Soğuk algınlığından korunma yollarıyla ilgili bilgiler veren Prof. Dr. Yalçın, soğuk algınlığının, vücut direnci düştüğünde kolayca ortaya çıktığını hatırlattı. Bu nedenle soğuk havalarda ve mevsim geçişlerinde artış görüldüğüne dikkati çeken Prof. Dr. Yalçın, şunları kaydetti:
"Soğuk algınlığı, burun salgısı ve tükürükle, kirlenmiş kişilerle tokalaşarak, hasta kişilerle aynı eşyaları kullanarak ve kapalı ortamlarda hapşırık veya öksürükle yani solunum yoluyla bulaşır. Hastalık, mikrop alındıktan 10 saat ile 2 gün arasında belirtiler vermeye başlar. Hastalar vücut direncine dikkat ederse kısa sürede sorunsuz iyileşir. Soğuk algınlığı küçük çocuklarda, yaşlılarda, vücut direnci düşük olanlarda, sigara içenlerde sinüzit, bronşit, orta kulak iltihabı gibi komplikasyonlara neden olabilir."

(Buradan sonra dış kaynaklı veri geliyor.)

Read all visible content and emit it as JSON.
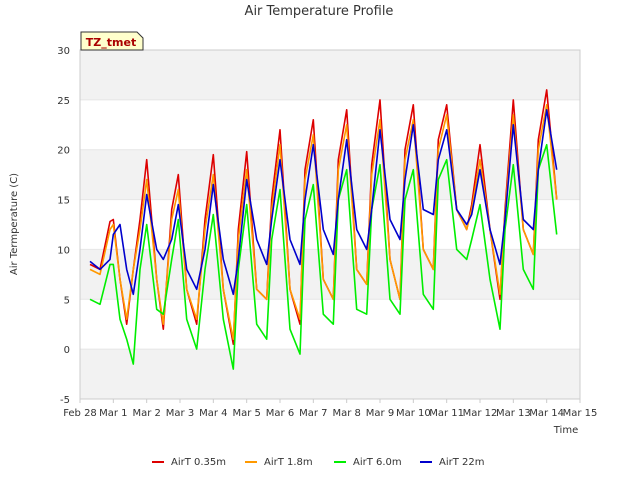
{
  "chart_data": {
    "type": "line",
    "title": "Air Temperature Profile",
    "xlabel": "Time",
    "ylabel": "Air Termperature (C)",
    "ylim": [
      -5,
      30
    ],
    "yticks": [
      -5,
      0,
      5,
      10,
      15,
      20,
      25,
      30
    ],
    "xlim": [
      0,
      15
    ],
    "xticks": [
      0,
      1,
      2,
      3,
      4,
      5,
      6,
      7,
      8,
      9,
      10,
      11,
      12,
      13,
      14,
      15
    ],
    "xtick_labels": [
      "Feb 28",
      "Mar 1",
      "Mar 2",
      "Mar 3",
      "Mar 4",
      "Mar 5",
      "Mar 6",
      "Mar 7",
      "Mar 8",
      "Mar 9",
      "Mar 10",
      "Mar 11",
      "Mar 12",
      "Mar 13",
      "Mar 14",
      "Mar 15"
    ],
    "x_units": "days since Feb 28 00:00",
    "site_label": "TZ_tmet",
    "legend_position": "bottom",
    "banding": "alternating horizontal bands",
    "series": [
      {
        "name": "AirT 0.35m",
        "color": "#dd0000",
        "x": [
          0.3,
          0.6,
          0.9,
          1.0,
          1.2,
          1.4,
          1.6,
          1.8,
          2.0,
          2.3,
          2.5,
          2.75,
          2.95,
          3.2,
          3.5,
          3.75,
          4.0,
          4.3,
          4.6,
          4.75,
          5.0,
          5.3,
          5.6,
          5.75,
          6.0,
          6.3,
          6.6,
          6.75,
          7.0,
          7.3,
          7.6,
          7.75,
          8.0,
          8.3,
          8.6,
          8.75,
          9.0,
          9.3,
          9.6,
          9.75,
          10.0,
          10.3,
          10.6,
          10.75,
          11.0,
          11.3,
          11.6,
          11.75,
          12.0,
          12.3,
          12.6,
          12.75,
          13.0,
          13.3,
          13.6,
          13.75,
          14.0,
          14.3
        ],
        "y": [
          8.5,
          8.0,
          12.8,
          13.0,
          7.0,
          2.5,
          8.0,
          13.0,
          19.0,
          7.0,
          2.0,
          14.0,
          17.5,
          6.0,
          2.5,
          13.0,
          19.5,
          6.0,
          0.5,
          12.0,
          19.8,
          6.0,
          5.0,
          15.0,
          22.0,
          6.0,
          2.5,
          18.0,
          23.0,
          7.0,
          5.0,
          19.0,
          24.0,
          8.0,
          6.5,
          18.5,
          25.0,
          9.0,
          5.0,
          20.0,
          24.5,
          10.0,
          8.0,
          21.0,
          24.5,
          14.0,
          12.0,
          14.5,
          20.5,
          12.0,
          5.0,
          14.0,
          25.0,
          12.0,
          9.5,
          21.0,
          26.0,
          15.0
        ]
      },
      {
        "name": "AirT 1.8m",
        "color": "#ff9900",
        "x": [
          0.3,
          0.6,
          0.9,
          1.0,
          1.2,
          1.4,
          1.6,
          1.8,
          2.0,
          2.3,
          2.5,
          2.75,
          2.95,
          3.2,
          3.5,
          3.75,
          4.0,
          4.3,
          4.6,
          4.75,
          5.0,
          5.3,
          5.6,
          5.75,
          6.0,
          6.3,
          6.6,
          6.75,
          7.0,
          7.3,
          7.6,
          7.75,
          8.0,
          8.3,
          8.6,
          8.75,
          9.0,
          9.3,
          9.6,
          9.75,
          10.0,
          10.3,
          10.6,
          10.75,
          11.0,
          11.3,
          11.6,
          11.75,
          12.0,
          12.3,
          12.6,
          12.75,
          13.0,
          13.3,
          13.6,
          13.75,
          14.0,
          14.3
        ],
        "y": [
          8.0,
          7.5,
          12.0,
          12.5,
          7.0,
          3.0,
          8.0,
          12.0,
          17.0,
          7.0,
          2.5,
          13.0,
          16.0,
          6.0,
          3.0,
          12.0,
          17.5,
          6.0,
          1.0,
          11.0,
          18.0,
          6.0,
          5.0,
          14.0,
          20.5,
          6.0,
          3.0,
          17.0,
          21.5,
          7.0,
          5.0,
          18.0,
          22.5,
          8.0,
          6.5,
          17.5,
          23.0,
          9.0,
          5.0,
          19.0,
          23.0,
          10.0,
          8.0,
          20.0,
          23.5,
          14.0,
          12.0,
          14.0,
          19.0,
          12.0,
          5.5,
          13.5,
          23.5,
          12.0,
          9.5,
          20.0,
          24.5,
          15.0
        ]
      },
      {
        "name": "AirT 6.0m",
        "color": "#00ee00",
        "x": [
          0.3,
          0.6,
          0.9,
          1.0,
          1.2,
          1.4,
          1.6,
          1.8,
          2.0,
          2.3,
          2.5,
          2.75,
          2.95,
          3.2,
          3.5,
          3.75,
          4.0,
          4.3,
          4.6,
          4.75,
          5.0,
          5.3,
          5.6,
          5.75,
          6.0,
          6.3,
          6.6,
          6.75,
          7.0,
          7.3,
          7.6,
          7.75,
          8.0,
          8.3,
          8.6,
          8.75,
          9.0,
          9.3,
          9.6,
          9.75,
          10.0,
          10.3,
          10.6,
          10.75,
          11.0,
          11.3,
          11.6,
          11.75,
          12.0,
          12.3,
          12.6,
          12.75,
          13.0,
          13.3,
          13.6,
          13.75,
          14.0,
          14.3
        ],
        "y": [
          5.0,
          4.5,
          8.5,
          8.5,
          3.0,
          1.0,
          -1.5,
          8.0,
          12.5,
          4.0,
          3.5,
          9.0,
          13.0,
          3.0,
          0.0,
          8.0,
          13.5,
          3.0,
          -2.0,
          8.0,
          14.5,
          2.5,
          1.0,
          11.0,
          16.0,
          2.0,
          -0.5,
          13.0,
          16.5,
          3.5,
          2.5,
          15.0,
          18.0,
          4.0,
          3.5,
          14.0,
          18.5,
          5.0,
          3.5,
          15.0,
          18.0,
          5.5,
          4.0,
          17.0,
          19.0,
          10.0,
          9.0,
          11.0,
          14.5,
          7.0,
          2.0,
          12.0,
          18.5,
          8.0,
          6.0,
          18.0,
          20.5,
          11.5
        ]
      },
      {
        "name": "AirT 22m",
        "color": "#0000cc",
        "x": [
          0.3,
          0.6,
          0.9,
          1.0,
          1.2,
          1.4,
          1.6,
          1.8,
          2.0,
          2.3,
          2.5,
          2.75,
          2.95,
          3.2,
          3.5,
          3.75,
          4.0,
          4.3,
          4.6,
          4.75,
          5.0,
          5.3,
          5.6,
          5.75,
          6.0,
          6.3,
          6.6,
          6.75,
          7.0,
          7.3,
          7.6,
          7.75,
          8.0,
          8.3,
          8.6,
          8.75,
          9.0,
          9.3,
          9.6,
          9.75,
          10.0,
          10.3,
          10.6,
          10.75,
          11.0,
          11.3,
          11.6,
          11.75,
          12.0,
          12.3,
          12.6,
          12.75,
          13.0,
          13.3,
          13.6,
          13.75,
          14.0,
          14.3
        ],
        "y": [
          8.8,
          8.0,
          9.0,
          11.5,
          12.5,
          8.0,
          5.5,
          10.0,
          15.5,
          10.0,
          9.0,
          11.0,
          14.5,
          8.0,
          6.0,
          10.0,
          16.5,
          9.0,
          5.5,
          9.0,
          17.0,
          11.0,
          8.5,
          13.0,
          19.0,
          11.0,
          8.5,
          15.0,
          20.5,
          12.0,
          9.5,
          15.0,
          21.0,
          12.0,
          10.0,
          14.0,
          22.0,
          13.0,
          11.0,
          17.0,
          22.5,
          14.0,
          13.5,
          19.0,
          22.0,
          14.0,
          12.5,
          13.5,
          18.0,
          12.0,
          8.5,
          13.0,
          22.5,
          13.0,
          12.0,
          18.0,
          24.0,
          18.0
        ]
      }
    ]
  }
}
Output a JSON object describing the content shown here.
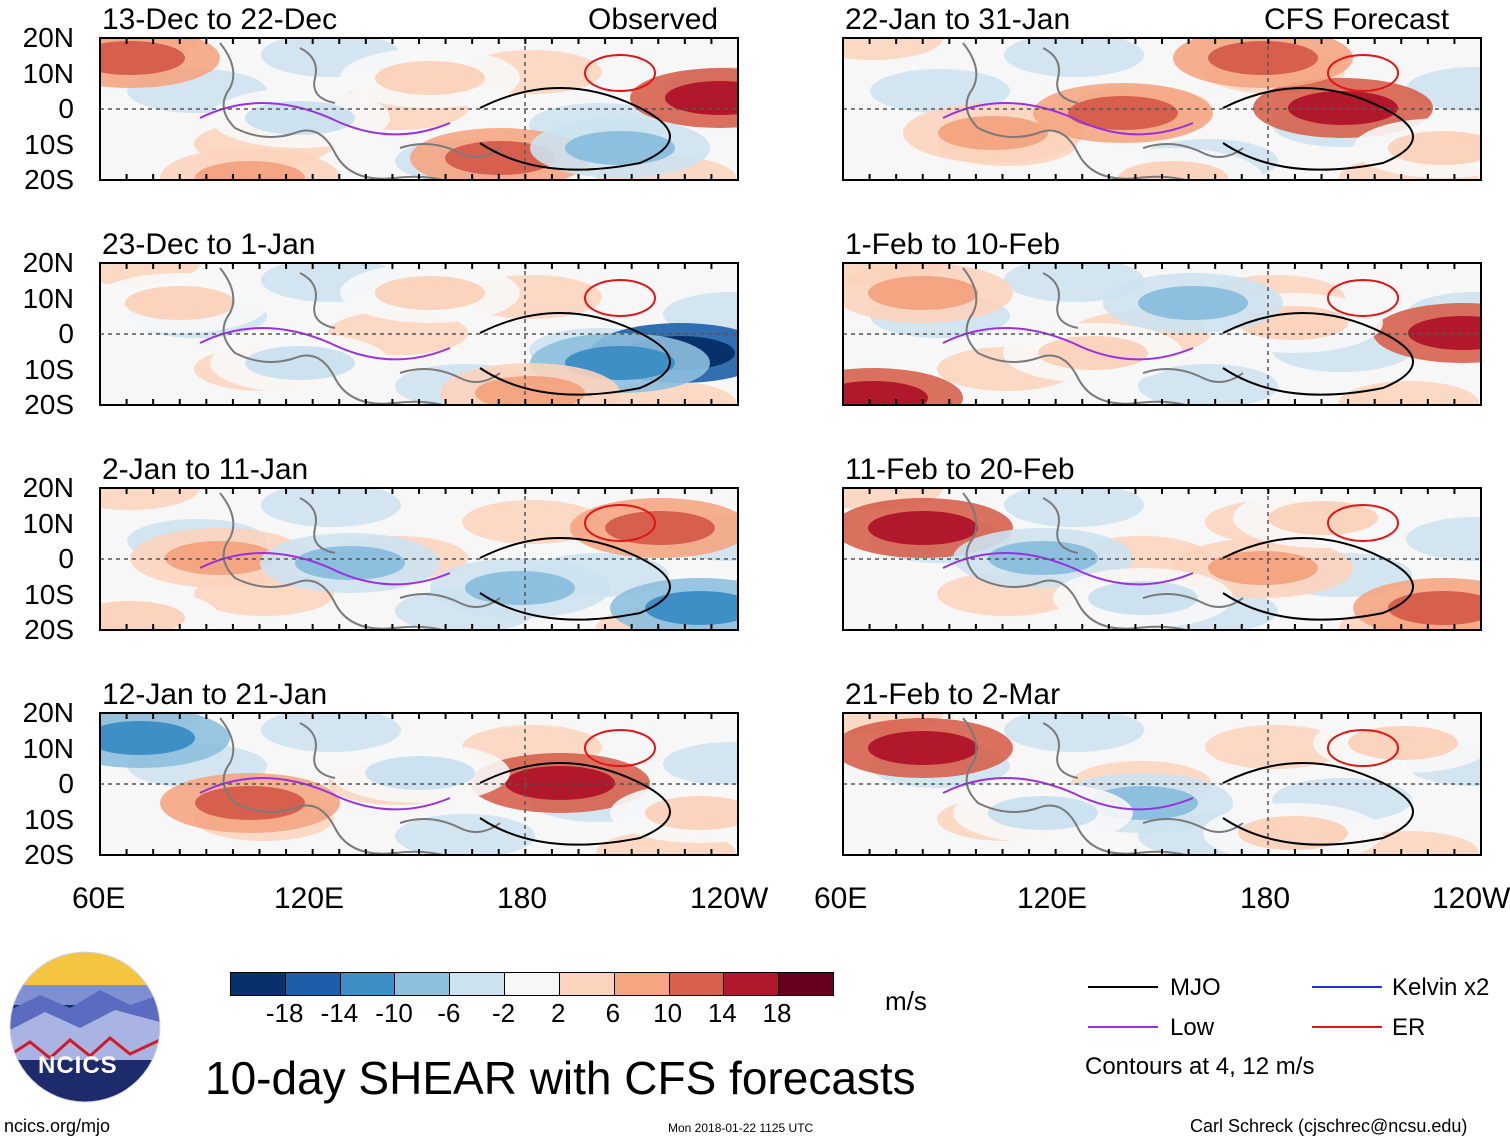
{
  "observed_label": "Observed",
  "forecast_label": "CFS Forecast",
  "observed_panels": [
    "13-Dec to 22-Dec",
    "23-Dec to 1-Jan",
    "2-Jan to 11-Jan",
    "12-Jan to 21-Jan"
  ],
  "forecast_panels": [
    "22-Jan to 31-Jan",
    "1-Feb to 10-Feb",
    "11-Feb to 20-Feb",
    "21-Feb to 2-Mar"
  ],
  "lat_labels": [
    "20N",
    "10N",
    "0",
    "10S",
    "20S"
  ],
  "lon_labels": [
    "60E",
    "120E",
    "180",
    "120W"
  ],
  "colorbar": {
    "labels": [
      "-18",
      "-14",
      "-10",
      "-6",
      "-2",
      "2",
      "6",
      "10",
      "14",
      "18"
    ],
    "colors": [
      "#08306b",
      "#1c5fa8",
      "#3f8fc7",
      "#8dbfde",
      "#cde2f0",
      "#f7f7f7",
      "#fcd3bc",
      "#f4a582",
      "#d6604d",
      "#b2182b",
      "#67001f"
    ],
    "units": "m/s"
  },
  "legend": {
    "mjo": {
      "label": "MJO",
      "color": "#000000"
    },
    "kelvin": {
      "label": "Kelvin x2",
      "color": "#1f2fd6"
    },
    "low": {
      "label": "Low",
      "color": "#9b30e0"
    },
    "er": {
      "label": "ER",
      "color": "#e01515"
    },
    "contours_note": "Contours at 4, 12 m/s"
  },
  "main_title": "10-day SHEAR with CFS forecasts",
  "logo_text": "NCICS",
  "website": "ncics.org/mjo",
  "timestamp": "Mon 2018-01-22 1125 UTC",
  "credit": "Carl Schreck (cjschrec@ncsu.edu)"
}
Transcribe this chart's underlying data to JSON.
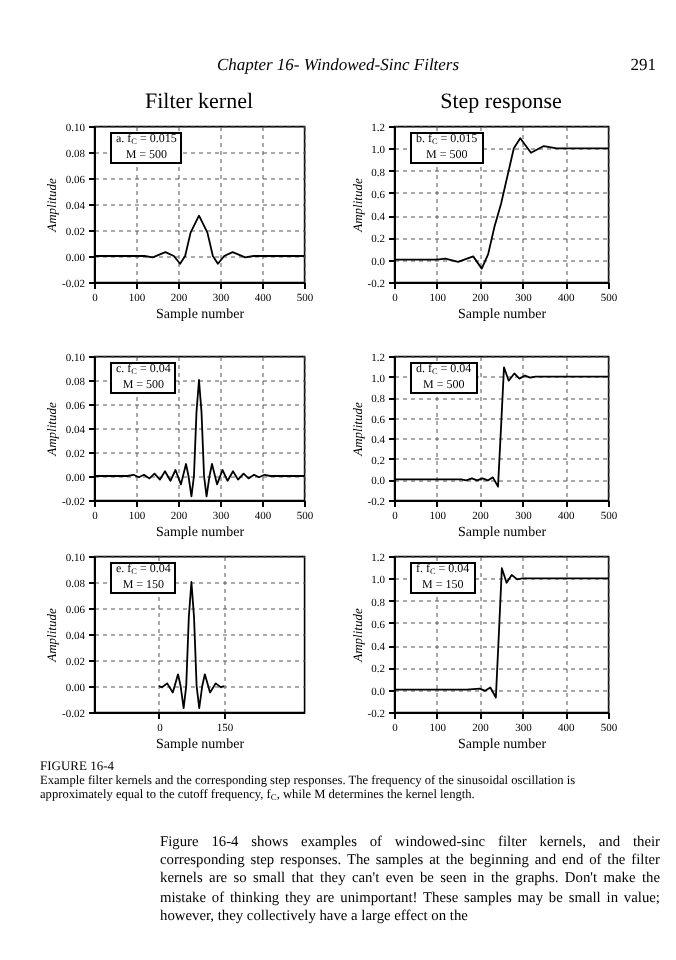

SOĞUK ALGINLIĞI GRİPLE KARIŞTIRILIYOR
Prof. Dr. Ata Nevzat Yalçın, soğuk algınlığının, griple çok karıştırılan bir hastalık olduğunu aktardı. İki hastalığın benzer bulgular gösterdiğine işaret eden Prof. Dr. Yalçın, "Soğuk algınlığı en sık burun akıntısı, hapşırık, boğazda yanma, burun tıkanıklığı, öksürük ve hafif ateş şikayetleriyle başlar. Belirtilere genel vücut kırgınlığı, baş ağrısı, halsizlik, üşüme, titreme eşlik edebilir. Ateş, genellikle 37.5 dereceyi geçmez. Aynı bulgularla ateş 38 derece üzerine çıkarsa grip akla gelmelidir. Hastalığı erken iyileştirecek kanıtlanmış bir ilaçlı tedavi yöntemi yoktur. Bu nedenle hastalara şikayetlerini giderecek rahatlatıcı ilaçlar verilebilir. Soğuk algınlığı tedavisinde antibiyotiklerin kesinlikle yeri yoktur" diye konuştu.
Prof. Dr. Yalçın, C ve D vitamini kullanımının hastalığı önlemede ve vücut direncini artırmada faydalı olduğuna dair çalışmalar olduğunu ifade etti.